While the threat of NATO overreach in providing air support to the Ukrainian government exists, the greatest potential for a NATO-Russian clash in Ukraine rests in the ongoing flow of refugees from Ukraine into neighboring territories.

To date, more than 2 million Ukrainians have fled to sanctuary in Poland, Moldova, Hungary and Romania. The capacity of these nations to absorb these refugees is rapidly reaching the saturation point. If Russia begins its long-anticipated assault on Kiev, or otherwise engages in action which dramatically alters the situation in the rest of Ukraine, it is anticipated that millions more Ukrainians will be seeking refugee status, creating the real potential for one of the greatest humanitarian emergencies since the end of the Second World War.

Faced with such conditions, Ukraine’s neighbors may feel compelled to create a humanitarian buffer zone along Ukraine’s border with Europe which would require the deployment of some sort of peacekeeping force, operating under either the U.N., EU or NATO Article IV authority. The question of how Russia would respond to such an intervention is unknown.

If Russia were to militarily confront such a peacekeeping force on the soil of Ukraine, there is a distinct probability that NATO heavy forces might be brought in to protect the peacekeepers, raising the unthinkable prospect of a direct confrontation between Russian and NATO forces.
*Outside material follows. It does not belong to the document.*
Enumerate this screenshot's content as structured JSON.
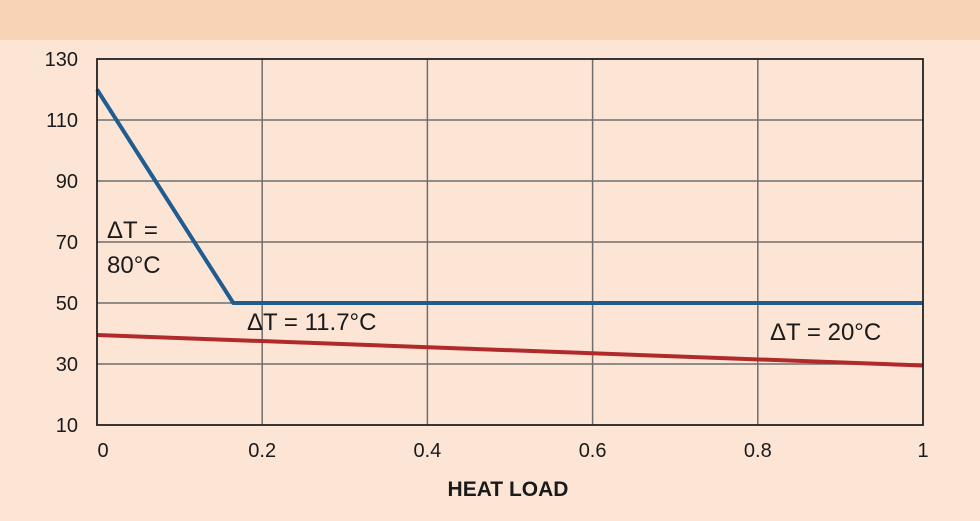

No one can predict with any degree of accuracy how events during war will unfold; no plan survives initial contact with the enemy, and the enemy always gets a vote.

However, if the war in Ukraine continues unabated at a level equaling or exceeding its current scope and scale, it is not a stretch of the imagination to think that there will be a refugee-induced crisis that will require some form of humanitarian intervention.

To the degree that such an intervention would be construed by Russia as a threat worthy of military countermeasures is unknown. Perhaps it is time for NATO and EU diplomats to act in a proactive fashion, reaching out to their Russian counterparts in an effort to anticipate both the problem, and the solution, in a manner which does not create the conditions for inadvertent military conflict.